Monday, December 05, 2016

Consumer Feds Tag Nationwide Real Estate Investor w/ Lawsuit Demanding Documents In Furtherance Of Probe Into Use Of Contract For Deed / Land Contract Arrangements To Unload Dilapidated, Money-Pit Foreclosed Homes Onto Naive Homebuyers

The New York Times reports:
  • A powerful federal consumer agency that could be muzzled under President-elect Donald J. Trump is showing no inclination of backing down yet.

    The Consumer Financial Protection Bureau filed a lawsuit [last] Tuesday in federal court in Michigan to require an investment firm that is a major player in the market for high-interest installment contracts for buying homes — called contracts for deed — to comply with an earlier demand for documents.

    The agency, which some Republicans in Congress have talked about reining in since Mr. Trump’s victory, filed the suit after the investment firm, Harbour Portfolio Advisors of Dallas, refused a request for documents as part of a civil investigation.

    In early November, the bureau confirmed it was investigating Harbour Portfolio after it made a public an order in which it rejected the investment firm’s formal objection to the agency’s document request, known as a civil investigative demand.

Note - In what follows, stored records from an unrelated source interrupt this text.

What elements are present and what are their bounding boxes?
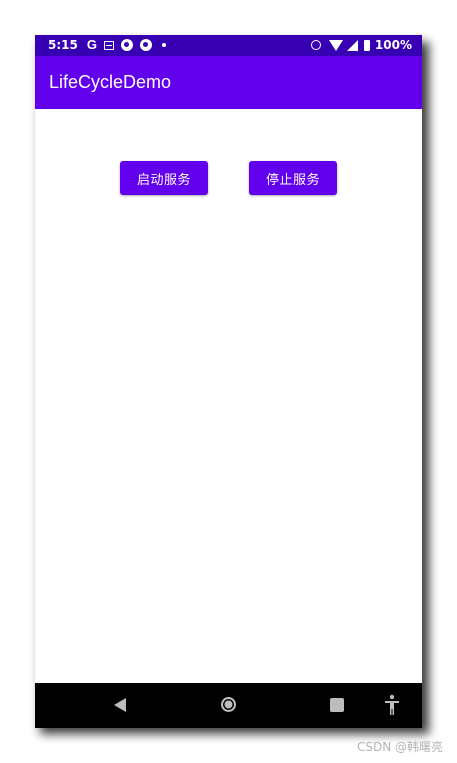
alarm-icon (310, 40, 321, 50)
status-bar-left: 5:15 G (48, 38, 173, 52)
back-icon[interactable] (114, 698, 126, 712)
news-icon (103, 40, 114, 50)
status-bar: 5:15 G 100% (35, 35, 422, 56)
google-icon: G (86, 37, 97, 52)
wifi-icon (328, 39, 343, 51)
signal-icon (346, 39, 358, 51)
notification-dot-icon (161, 43, 166, 47)
watermark: CSDN @韩曙亮 (356, 740, 443, 754)
vpn-shield-icon (120, 39, 133, 51)
battery-percent: 100% (374, 38, 412, 52)
app-title: LifeCycleDemo (49, 72, 172, 92)
recents-icon[interactable] (330, 698, 344, 712)
navigation-bar (35, 683, 422, 728)
stop-service-button[interactable]: 停止服务 (249, 161, 337, 195)
home-icon[interactable] (221, 697, 236, 712)
status-bar-right: 100% (310, 38, 412, 52)
battery-icon (363, 39, 370, 51)
status-time: 5:15 (48, 38, 78, 52)
app-bar: LifeCycleDemo (35, 56, 422, 109)
accessibility-icon[interactable] (384, 694, 400, 716)
phone-screen: 5:15 G 100% LifeCycleDemo 启动服务 停止服务 (35, 35, 422, 728)
start-service-button[interactable]: 启动服务 (120, 161, 208, 195)
vpn-shield-icon (139, 39, 152, 51)
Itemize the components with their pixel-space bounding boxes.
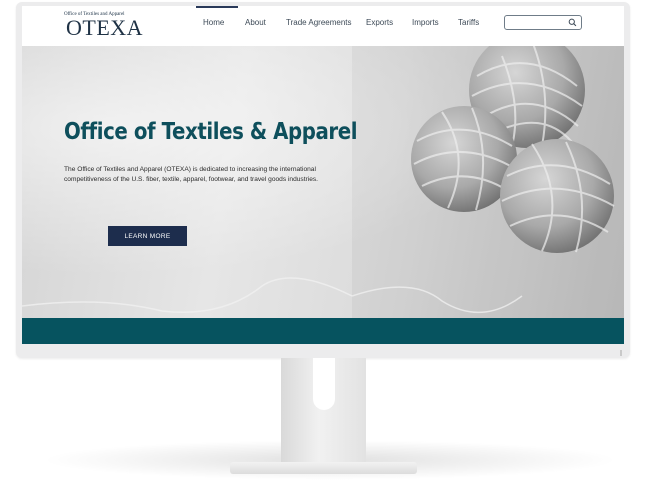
logo-wordmark[interactable]: OTEXA bbox=[66, 17, 143, 39]
search-input[interactable] bbox=[504, 15, 582, 30]
nav-exports[interactable]: Exports bbox=[366, 18, 393, 27]
teal-footer-band bbox=[22, 318, 624, 344]
yarn-ball-right bbox=[500, 139, 615, 253]
learn-more-button[interactable]: LEARN MORE bbox=[108, 226, 187, 246]
monitor-screen: Office of Textiles and Apparel OTEXA Hom… bbox=[22, 6, 624, 344]
hero-description: The Office of Textiles and Apparel (OTEX… bbox=[64, 166, 318, 183]
hero-title: Office of Textiles & Apparel bbox=[64, 119, 358, 145]
monitor-stand-base bbox=[230, 462, 417, 474]
nav-home[interactable]: Home bbox=[195, 6, 239, 27]
nav-about[interactable]: About bbox=[245, 18, 266, 27]
yarn-strand bbox=[22, 277, 352, 314]
monitor-stand-cutout bbox=[313, 358, 335, 410]
nav-tariffs[interactable]: Tariffs bbox=[458, 18, 479, 27]
nav-trade-agreements[interactable]: Trade Agreements bbox=[286, 18, 352, 27]
search-icon[interactable] bbox=[568, 18, 577, 27]
site-header: Office of Textiles and Apparel OTEXA Hom… bbox=[22, 6, 624, 46]
yarn-balls-image bbox=[352, 46, 624, 318]
monitor-indicator bbox=[620, 350, 622, 356]
nav-imports[interactable]: Imports bbox=[412, 18, 439, 27]
hero-banner: Office of Textiles & Apparel The Office … bbox=[22, 46, 624, 318]
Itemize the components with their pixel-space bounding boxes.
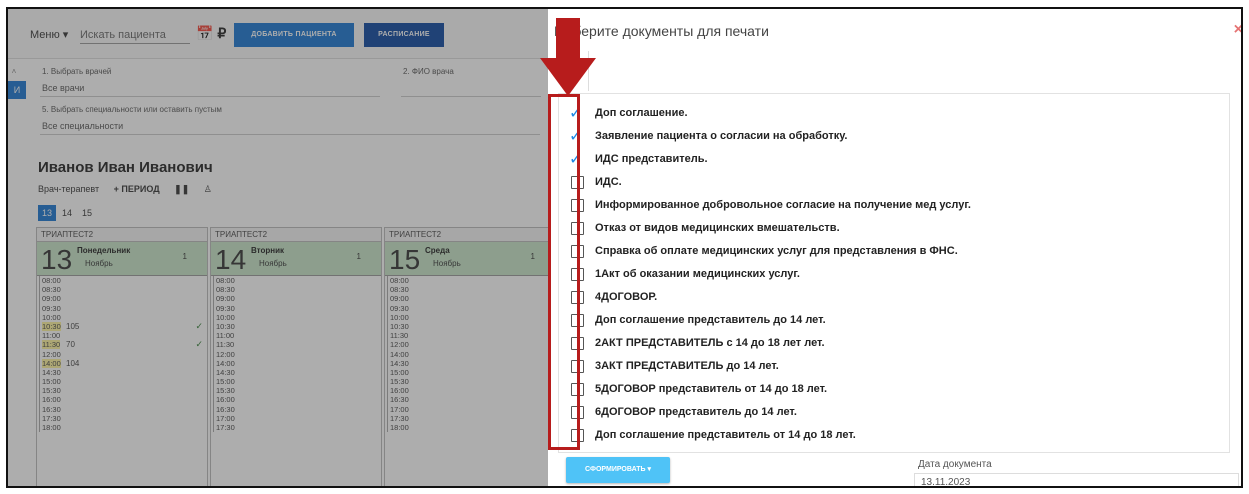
document-item[interactable]: 1Акт об оказании медицинских услуг.: [559, 263, 1229, 286]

    Early this year, The New York Times, in a front-page article, wrote about Harbour Portfolio and potential abuses in the contract for deed market.

    Harbour Portfolio bought more than 6,700 single-family homes after the financial crisis of 2008, most of them from Fannie Mae, a government-controlled mortgage finance firm, in bulk sales. Harbour paid $10,000 or less for most of the homes, which were foreclosed on during the financial crisis, and has sold them “as is” to consumers through long-term, high-interest installment contracts.

    The consumer bureau, according to the lawsuit, is trying to determine whether Harbour Portfolio’s business practices violated the Truth in Lending Act and other federal laws the agency is empowered to enforce.

    The documents in the suit detail the timeline of the investigation, which began in May, a few months after the article appeared in The Times.